Son zamanlarda çok tartışılan, dizilerdeki şiddet sahneleri hakkındaki görüşlerini de paylaşan Ocak, söz konusu sahnelerin izleyicinin psikolojisini kötü etkilediğini vurguladı. Ocak, ‘’Bir şeye ne kadar maruz kalırsan onu o kadar normalleştirirsin. Toplum olarak diziler sebebiyle ahlaki bir çöküş yaşıyoruz. Dizilerde kadına şiddet, soygun, dolandırıcılık, mafyatik olayların güzellenmesi zaten sorunlu olan bir psikolojiyi iyice problemli hale getiriyor. Çünkü biz bir şeylerden etkilenmeye yatkınız. Yapımız gereği bireysel değil, toplumsalcıyız. Ne görürsek ona uymaya meyilliyiz’’ ifadelerini kullandı.

Söz konusu durumların toplum gerçeği olduğunu belirten Ocak, ‘’Bu sorunların tabii ki duyurulmaları gerekiyor, fakat dizilerle değil. Çünkü dizilerle bu durumlar popülerleştiriliyor’’ dedi.

‘’Şiddet sahnelerinden en çok çocuklar muzdarip’’

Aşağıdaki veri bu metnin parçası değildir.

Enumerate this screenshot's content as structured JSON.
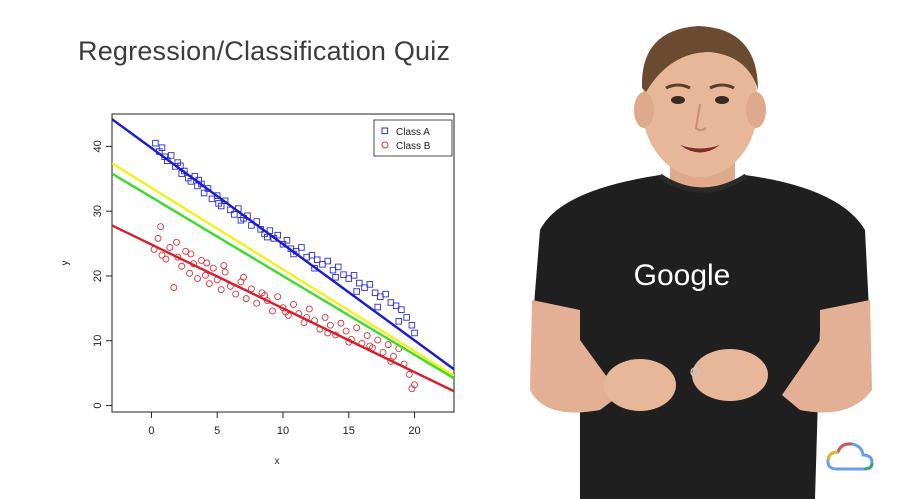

Dizilerdeki şiddet sahnelerine dair görüşlerini paylaşan Gümüş ise, söz konusu sahnelerin özellikle çocuklar üzerindeki etkilerinden bahsetti. Gümüş, ‘’Bu tarz gösterimlere sık olarak maruz kalmak, kişilerin şiddete ve yaşama dair şemalarını değiştiriyor ve şiddet normal bir durum olarak algılanıyor. Şiddetin normalleşmesi de empatiyi azaltıyor ve hatta yok ediyor demek mümkündür. Bu durumdan ise en çok çocuklarımız muzdarip. Şemalar erken yaşantılarımızda oluşan yapılardır. Şiddet ve yoğun dram içeren medya ögelerini görerek yetişen çocuklar; şiddeti, yaşamın olağan akışında gerçekleşen bir durum olarak kanıksar ve de yaşamı tamamen dram üzerine kurgulanmış olumsuzluklar silsilesi olarak algılar’’ ifadelerini kullandı.